Publié le 30/10/2008
Auteur(s) - Autrice(s) : Jacques Donzelot
Transcription de l'entretien avec le sociologue de l'urbain Jacques Donzelot, sur les questions de politique de la ville. Onze questions pour aborder les problématiques liées aux banlieues, la relégation et la tripartition urbaine, l'exclusion spatiale liée au chômage, les contradictions associées au logement social, etc.
1) Vous soulignez dès votre avant-propos que la politique de la ville, telle qu'elle a été appréhendée en France, pose la question des banlieues en termes de handicap spatial, sans prise en compte de la dimension spécifiquement ethnique qui la sous-tend. Au fond, cette approche essentiellement urbanistique de la question des banlieues ne présente-t-elle pas surtout l'avantage de dégager un consensus entre la gauche et la droite sur ce thème ?

En matière de relation avec les populations immigrées, l'attitude française est le résultat d'un héritage à la fois double et contradictoire : l'universalisme des Lumières, la colonisation. Le premier conduit à nier toute différence entre les peuples, la seconde fait du peuple français l'instituteur des indigènes. Entre la négation des minorités ethniques au nom de l'universel et la mise en état de minorité des populations issues de l'ancien Empire colonial, il s'est produit une habile confusion qui permet de préserver quelque chose de l'esprit de la seconde attitude en s'autorisant de la grandeur de la seconde. Niant la dimension ethnique au nom de l'universel, on peut ainsi faire fi des problèmes spécifiques que posent à ces minorités de fait le gap culturel entre elles et la majorité blanche. Cela s'appelle la bonne conscience.

Cela étant dit, il n'y a pas eu, au départ, une revendication claire de la part de ces minorités d'être reconnues comme telles. C'est au fur et à mesure qu'elles prennent conscience de leurs désavantages et de la discrimination de fait qu'elles subissent qu'elles en arrivent à affirmer leurs identités d'origine, y compris sur un mode hostile qui va, en retour, justifier et les phénomènes de rejet des minorités ethniques en tant que telles, à l'extrême droite, et , à gauche, les luttes contre « le communautarisme » négateur de l'universel...

2) Vous observez que la question de la « relégation urbaine » n'est pas dissociable des autres tendances à la séparation qui affectent la ville. Vous en dégagez trois. Quelles sont-elles et qu'impliquent-elles sur le rapport que les individus entretiennent avec leur espace de vie et avec autrui ?

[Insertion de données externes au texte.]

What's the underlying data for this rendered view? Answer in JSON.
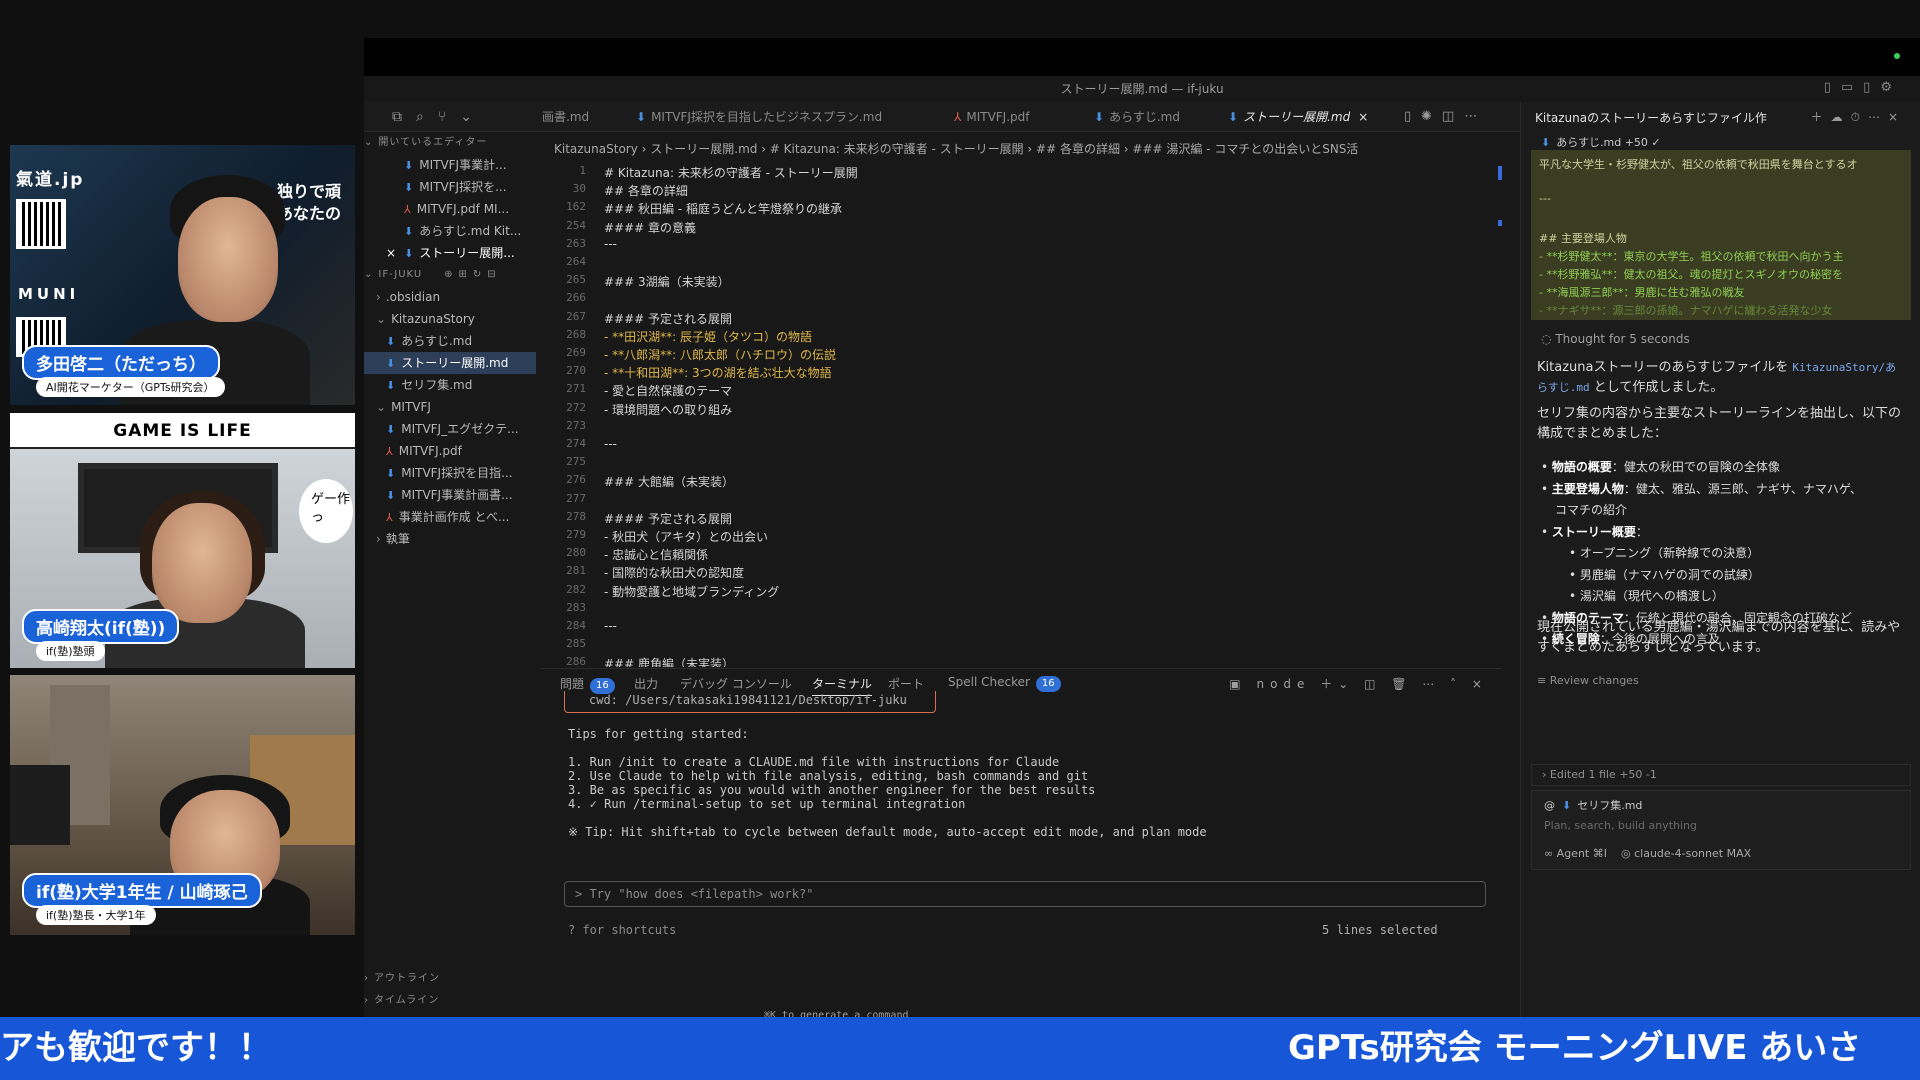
{
  "webcams": {
    "cam1": {
      "brand": "氣道.jp",
      "brand2": "MUNI",
      "side_text": [
        "独りで頑",
        "あなたの"
      ],
      "name": "多田啓二（ただっち）",
      "subtitle": "AI開花マーケター（GPTs研究会）"
    },
    "cam2": {
      "banner": "GAME IS LIFE",
      "bubble": "ゲー作っ",
      "name": "高崎翔太(if(塾))",
      "subtitle": "if(塾)塾頭"
    },
    "cam3": {
      "name": "if(塾)大学1年生 / 山崎琢己",
      "subtitle": "if(塾)塾長・大学1年"
    }
  },
  "editor": {
    "window_title": "ストーリー展開.md — if-juku",
    "tabs": [
      {
        "label": "画書.md",
        "type": "md"
      },
      {
        "label": "MITVFJ採択を目指したビジネスプラン.md",
        "type": "md"
      },
      {
        "label": "MITVFJ.pdf",
        "type": "pdf"
      },
      {
        "label": "あらすじ.md",
        "type": "md"
      },
      {
        "label": "ストーリー展開.md",
        "type": "md",
        "active": true
      }
    ],
    "sidebar": {
      "open_editors_header": "開いているエディター",
      "open_editors": [
        {
          "label": "MITVFJ事業計...",
          "type": "md"
        },
        {
          "label": "MITVFJ採択を...",
          "type": "md"
        },
        {
          "label": "MITVFJ.pdf  MI...",
          "type": "pdf"
        },
        {
          "label": "あらすじ.md  Kit...",
          "type": "md"
        },
        {
          "label": "ストーリー展開...",
          "type": "md"
        }
      ],
      "workspace_header": "IF-JUKU",
      "tree": [
        {
          "label": ".obsidian",
          "kind": "folder-closed"
        },
        {
          "label": "KitazunaStory",
          "kind": "folder-open"
        },
        {
          "label": "あらすじ.md",
          "kind": "md"
        },
        {
          "label": "ストーリー展開.md",
          "kind": "md",
          "selected": true
        },
        {
          "label": "セリフ集.md",
          "kind": "md"
        },
        {
          "label": "MITVFJ",
          "kind": "folder-open"
        },
        {
          "label": "MITVFJ_エグゼクテ...",
          "kind": "md"
        },
        {
          "label": "MITVFJ.pdf",
          "kind": "pdf"
        },
        {
          "label": "MITVFJ採択を目指...",
          "kind": "md"
        },
        {
          "label": "MITVFJ事業計画書...",
          "kind": "md"
        },
        {
          "label": "事業計画作成 とべ...",
          "kind": "pdf"
        },
        {
          "label": "執筆",
          "kind": "folder-closed"
        }
      ],
      "outline": "アウトライン",
      "timeline": "タイムライン"
    },
    "breadcrumb": "KitazunaStory  ›  ストーリー展開.md  ›  # Kitazuna: 未来杉の守護者 - ストーリー展開  ›  ## 各章の詳細  ›  ### 湯沢編 - コマチとの出会いとSNS活",
    "code_lines": [
      {
        "n": "1",
        "t": "# Kitazuna: 未来杉の守護者 - ストーリー展開"
      },
      {
        "n": "30",
        "t": "## 各章の詳細"
      },
      {
        "n": "162",
        "t": "### 秋田編 - 稲庭うどんと竿燈祭りの継承"
      },
      {
        "n": "254",
        "t": "#### 章の意義"
      },
      {
        "n": "263",
        "t": "---"
      },
      {
        "n": "264",
        "t": ""
      },
      {
        "n": "265",
        "t": "### 3湖編（未実装）"
      },
      {
        "n": "266",
        "t": ""
      },
      {
        "n": "267",
        "t": "#### 予定される展開"
      },
      {
        "n": "268",
        "t": "- **田沢湖**: 辰子姫（タツコ）の物語"
      },
      {
        "n": "269",
        "t": "- **八郎潟**: 八郎太郎（ハチロウ）の伝説"
      },
      {
        "n": "270",
        "t": "- **十和田湖**: 3つの湖を結ぶ壮大な物語"
      },
      {
        "n": "271",
        "t": "- 愛と自然保護のテーマ"
      },
      {
        "n": "272",
        "t": "- 環境問題への取り組み"
      },
      {
        "n": "273",
        "t": ""
      },
      {
        "n": "274",
        "t": "---"
      },
      {
        "n": "275",
        "t": ""
      },
      {
        "n": "276",
        "t": "### 大館編（未実装）"
      },
      {
        "n": "277",
        "t": ""
      },
      {
        "n": "278",
        "t": "#### 予定される展開"
      },
      {
        "n": "279",
        "t": "- 秋田犬（アキタ）との出会い"
      },
      {
        "n": "280",
        "t": "- 忠誠心と信頼関係"
      },
      {
        "n": "281",
        "t": "- 国際的な秋田犬の認知度"
      },
      {
        "n": "282",
        "t": "- 動物愛護と地域ブランディング"
      },
      {
        "n": "283",
        "t": ""
      },
      {
        "n": "284",
        "t": "---"
      },
      {
        "n": "285",
        "t": ""
      },
      {
        "n": "286",
        "t": "### 鹿角編（未実装）"
      }
    ],
    "panel": {
      "tabs": [
        {
          "label": "問題",
          "badge": "16"
        },
        {
          "label": "出力"
        },
        {
          "label": "デバッグ コンソール"
        },
        {
          "label": "ターミナル",
          "active": true
        },
        {
          "label": "ポート"
        },
        {
          "label": "Spell Checker",
          "badge": "16"
        }
      ],
      "terminal_name": "node",
      "cwd": "cwd: /Users/takasaki19841121/Desktop/if-juku",
      "tips_header": "Tips for getting started:",
      "tips": [
        "1. Run /init to create a CLAUDE.md file with instructions for Claude",
        "2. Use Claude to help with file analysis, editing, bash commands and git",
        "3. Be as specific as you would with another engineer for the best results",
        "4. ✓ Run /terminal-setup to set up terminal integration"
      ],
      "tip_line": "※ Tip: Hit shift+tab to cycle between default mode, auto-accept edit mode, and plan mode",
      "prompt_placeholder": "> Try \"how does <filepath> work?\"",
      "shortcuts": "? for shortcuts",
      "selection": "5 lines selected",
      "generate_hint": "⌘K to generate a command"
    }
  },
  "chat": {
    "title": "Kitazunaのストーリーあらすじファイル作",
    "diff_file": "あらすじ.md +50 ✓",
    "diff_lines": [
      {
        "t": "平凡な大学生・杉野健太が、祖父の依頼で秋田県を舞台とするオ",
        "green": false
      },
      {
        "t": "---",
        "green": false
      },
      {
        "t": "## 主要登場人物",
        "green": false
      },
      {
        "t": "- **杉野健太**：東京の大学生。祖父の依頼で秋田へ向かう主",
        "green": true
      },
      {
        "t": "- **杉野雅弘**：健太の祖父。魂の提灯とスギノオウの秘密を",
        "green": true
      },
      {
        "t": "- **海風源三郎**：男鹿に住む雅弘の戦友",
        "green": true
      },
      {
        "t": "- **ナギサ**：源三郎の孫娘。ナマハゲに纏わる活発な少女",
        "green": true
      }
    ],
    "thought": "Thought for 5 seconds",
    "para1_pre": "Kitazunaストーリーのあらすじファイルを",
    "para1_code": "KitazunaStory/あらすじ.md",
    "para1_post": "として作成しました。",
    "para2": "セリフ集の内容から主要なストーリーラインを抽出し、以下の構成でまとめました：",
    "bullets": [
      {
        "b": "物語の概要",
        "t": "：健太の秋田での冒険の全体像",
        "level": 1
      },
      {
        "b": "主要登場人物",
        "t": "：健太、雅弘、源三郎、ナギサ、ナマハゲ、",
        "level": 1
      },
      {
        "b": "",
        "t": "コマチの紹介",
        "level": 0
      },
      {
        "b": "ストーリー概要",
        "t": "：",
        "level": 1
      },
      {
        "b": "",
        "t": "オープニング（新幹線での決意）",
        "level": 2
      },
      {
        "b": "",
        "t": "男鹿編（ナマハゲの洞での試練）",
        "level": 2
      },
      {
        "b": "",
        "t": "湯沢編（現代への橋渡し）",
        "level": 2
      },
      {
        "b": "物語のテーマ",
        "t": "：伝統と現代の融合、固定観念の打破など",
        "level": 1
      },
      {
        "b": "続く冒険",
        "t": "：今後の展開への言及",
        "level": 1
      }
    ],
    "para3": "現在公開されている男鹿編・湯沢編までの内容を基に、読みやすくまとめたあらすじとなっています。",
    "review": "Review changes",
    "edited": "Edited 1 file +50 -1",
    "input_file": "セリフ集.md",
    "input_placeholder": "Plan, search, build anything",
    "agent_label": "Agent ⌘I",
    "model_label": "claude-4-sonnet MAX"
  },
  "ticker": {
    "left": "アも歓迎です！！",
    "right": "GPTs研究会 モーニングLIVE あいさ"
  }
}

La relégation urbaine s'inscrit dans une évolution récente de la ville qui nous fait passer de sa morphologie fonctionnaliste- séparation entre les zones selon les fonctions : bureaux et administration au centre, zones industrielles, zones commerciales et zones résidentielles- à un triptyque dont l'interprétation relève beaucoup plus de la sociologie :

a) L'étalement urbain qui commence dans les années soixante et va en se développant tout au long des axes routiers avec la construction de lotissements pavillonnaires dans les communes rurales proches et lointaines (peuplé de la partie des classes moyennes qui avait , dans un premier temps occupé les HLM, et qui s'en éloigne pour y goûter le même confort plus un jardin et moins les contraintes de la promiscuité)

b) La relégation stricto sensu correspond à ces cités HLM désertés par les classes moyennes et le remplacement de celles-ci par la population immigrée amenée à s'y installer pour en combler les vacances et cela à la double faveur de la création de l'APL et du regroupement familial...sur fond d'un chômage croissant de cette population. De sorte que ces cités correspondent de plus en plus à la concentration d'une population marquée par la forte présence des minorités ethniques et du chômage, à des lieux qui font fuir ceux le peuvent et qui stigmatisent ceux qui ne peuvent aller ailleurs.

c) La gentrification est le troisième volet de cette division de la ville. Elle désigne le processus de retour au centre de la part aisée de la population, dans les anciens quartiers populaires de ces centres et cela à raison de la localisation des firmes internationales et des services destinés à celles-ci, au fur et à mesure qu'avance la globalisation. Cette « classe émergente de la mondialisation », qu'en France on appelle les bobos, bénéficie ainsi seule ou presque des avantages de la ville, de la concentration des lieux de spectacle, de culture et de prestige qui s'y trouve, en même temps que le monte le coût du foncier, ceci expliquant cela.

3) La sociologie de la distinction, sous-jacente par exemple aux analyses d'Eric Maurin dans Le ghetto français. Enquête sur le séparatisme social. (2004) suffit-elle à expliquer la tripartition urbaine ?

Les analyses d'Eric Maurin n'expliquent pas grand chose mais fournissent des chiffres qui justifient ce que tout le monde remarque, à savoir que, prix du foncier aidant, les gens qui vivent dans un même périmètre ont le même niveau de revenu, surtout si celui-ci est découpé de manière très étroite...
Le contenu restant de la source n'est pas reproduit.